Crise économique : L’Inde brûle 20 milliards de dollars pour sauver sa monnaie du brasier iranien
Crise internationale. La Reserve Bank of India (RBI) traverse une phase d’intervention monétaire d’une ampleur inédite pour contenir la dépréciation de sa monnaie nationale. Face à l’instabilité croissante au Moyen-Orient et à la vigueur du dollar américain, la roupie indienne (INR) a récemment atteint un plancher historique, frôlant le seuil des 92,50 pour un dollar début mars. Cette situation contraint l’institution monétaire à puiser massivement dans ses réserves de change pour freiner une chute désordonnée des cours. Selon des données bancaires relayées par le Financial Times, l’Inde aurait mobilisé plus de 20 milliards de dollars sur le seul mois de mars, illustrant la sévérité des tensions qui pèsent sur les économies émergentes dépendantes des importations énergétiques.
- La Reserve Bank of India a traversé une phase d’intervention monétaire d’une ampleur inédite pour contenir la dépréciation de la roupie indienne.
- Face à l’instabilité au Moyen-Orient, la banque centrale a mobilisé plus de 20 milliards de dollars pour freiner la chute de sa monnaie.
En Inde, une stratégie de défense pour faire face aux chocs géopolitiques
L’escalade des tensions impliquant l’Iran et toute la région a provoqué une hausse notable des prix du pétrole, lequel a progressé de près de 40 % depuis la fin du mois de février. Comme l’Inde importe environ 85 % de ses besoins en hydrocarbures, cette envolée des cours dégrade mécaniquement la balance courante du pays et accentue la pression sur la monnaie.
En réponse, la banque centrale a adopté une posture agressive sur les marchés au comptant (spot) et sur les produits dérivés pour soutenir le taux de change. Ces interventions ont permis de ramener temporairement la roupie dans une fourchette comprise entre 91,6 et 91,9 pour un dollar, limitant ainsi l’impact immédiat sur le coût des importations. Cette défense du taux de change s’accompagne d’une surveillance étroite du marché obligataire. La RBI cherche effectivement à éviter une envolée des rendements des titres d’État, qui renchérirait le coût de financement de la dette publique.
En rachetant des obligations souveraines tout en vendant des dollars, l’institution tente de maintenir un équilibre précaire entre la stabilité monétaire et le soutien à la croissance économique. Néanmoins, cette stratégie érode rapidement les coussins de sécurité financiers du pays et les réserves de change ont ainsi enregistré leur plus forte baisse hebdomadaire depuis fin 2024, retombant à environ 716 milliards de dollars, ce qui représente désormais une couverture d’importations estimée à dix mois.

Risques inflationnistes et dépendance énergétique sous tension
Le maintien de la roupie à des niveaux soutenables constitue un enjeu majeur pour la maîtrise de l’inflation intérieure. Une dépréciation prolongée de la monnaie renchérirait non seulement les carburants, mais aussi les engrais et les coûts de transport, menaçant de porter l’inflation au-delà de la cible de 4 % fixée par la RBI. Si le conflit au Moyen-Orient venait à s’installer dans la durée, les analystes prévoient que la banque centrale pourrait être contrainte de relever ses taux d’intérêt, au risque de ralentir une croissance économique initialement projetée à 6,8 % pour l’année 2026.

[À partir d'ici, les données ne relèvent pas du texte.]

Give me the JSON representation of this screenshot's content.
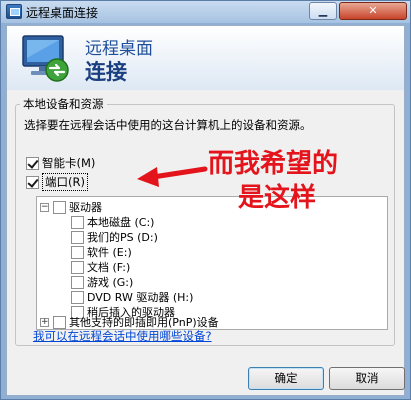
{
  "window": {
    "title": "远程桌面连接",
    "close_glyph": "✕",
    "min_glyph": "▁"
  },
  "header": {
    "line1": "远程桌面",
    "line2": "连接"
  },
  "group": {
    "legend": "本地设备和资源",
    "description": "选择要在远程会话中使用的这台计算机上的设备和资源。",
    "smartcard": {
      "label": "智能卡(M)",
      "checked": true
    },
    "ports": {
      "label": "端口(R)",
      "checked": true
    }
  },
  "tree": {
    "drives": {
      "expander": "−",
      "label": "驱动器"
    },
    "drive_items": [
      "本地磁盘 (C:)",
      "我们的PS (D:)",
      "软件 (E:)",
      "文档 (F:)",
      "游戏 (G:)",
      "DVD RW 驱动器 (H:)",
      "稍后插入的驱动器"
    ],
    "other": {
      "expander": "+",
      "label": "其他支持的即插即用(PnP)设备"
    }
  },
  "link": "我可以在远程会话中使用哪些设备?",
  "buttons": {
    "ok": "确定",
    "cancel": "取消"
  },
  "annotation": {
    "line1": "而我希望的",
    "line2": "是这样",
    "color": "#e3141b"
  }
}
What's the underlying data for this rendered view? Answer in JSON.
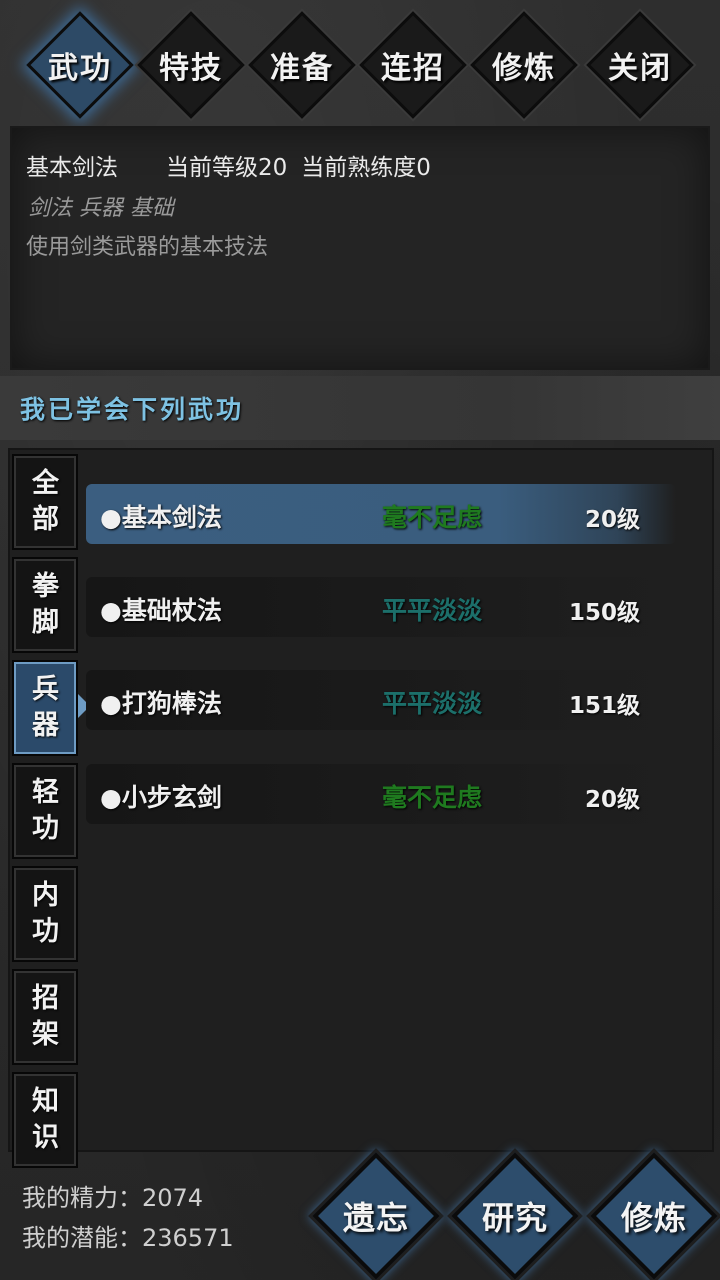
{
  "tabs": [
    {
      "label": "武功",
      "active": true
    },
    {
      "label": "特技",
      "active": false
    },
    {
      "label": "准备",
      "active": false
    },
    {
      "label": "连招",
      "active": false
    },
    {
      "label": "修炼",
      "active": false
    },
    {
      "label": "关闭",
      "active": false
    }
  ],
  "info": {
    "name": "基本剑法",
    "level_text": "当前等级20",
    "proficiency_text": "当前熟练度0",
    "tags": "剑法 兵器 基础",
    "description": "使用剑类武器的基本技法"
  },
  "learned_title": "我已学会下列武功",
  "categories": [
    {
      "label": "全部",
      "active": false
    },
    {
      "label": "拳脚",
      "active": false
    },
    {
      "label": "兵器",
      "active": true
    },
    {
      "label": "轻功",
      "active": false
    },
    {
      "label": "内功",
      "active": false
    },
    {
      "label": "招架",
      "active": false
    },
    {
      "label": "知识",
      "active": false
    }
  ],
  "skills": [
    {
      "name": "●基本剑法",
      "rank": "毫不足虑",
      "rank_color": "#1f7a1f",
      "level": "20级",
      "active": true
    },
    {
      "name": "●基础杖法",
      "rank": "平平淡淡",
      "rank_color": "#1c6f6a",
      "level": "150级",
      "active": false
    },
    {
      "name": "●打狗棒法",
      "rank": "平平淡淡",
      "rank_color": "#1c6f6a",
      "level": "151级",
      "active": false
    },
    {
      "name": "●小步玄剑",
      "rank": "毫不足虑",
      "rank_color": "#1f7a1f",
      "level": "20级",
      "active": false
    }
  ],
  "stats": {
    "energy": "我的精力：2074",
    "potential": "我的潜能：236571"
  },
  "actions": [
    "遗忘",
    "研究",
    "修炼"
  ],
  "colors": {
    "accent": "#3b5e80",
    "title_blue": "#7ec2e3"
  }
}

La marge de manœuvre de l’institution se réduit donc à mesure que les sorties de capitaux étrangers s’intensifient vers des actifs jugés plus sûrs. Par ailleurs, la politique monétaire de la Réserve fédérale américaine complique la tâche des autorités indiennes. Le maintien de taux élevés aux États-Unis favorise le dollar au détriment des devises asiatiques, forçant la RBI à un arbitrage difficile entre la préservation de ses réserves et la tolérance à une certaine dépréciation.
Bien que l’Inde dispose encore de réserves substantielles par rapport à la crise de 2022, la vulnérabilité structurelle liée à sa dépendance au pétrole moyen-oriental reste un facteur de risque prédominant. La suite des événements dépendra largement de l’évolution des prix du baril et de la capacité du gouvernement à diversifier ses sources d’approvisionnement énergétique pour alléger la pression sur sa balance des paiements.
L’efficacité de ce bouclier monétaire sera testée lors des prochaines publications de données sur les réserves de change. La stabilité de la roupie demeure pour l’instant suspendue à une éventuelle désescalade des tensions géopolitiques, seule condition permettant de stopper l’érosion des actifs extérieurs de la banque centrale. Et de ce côté-là, il n’y a malheureusement aucune certitude.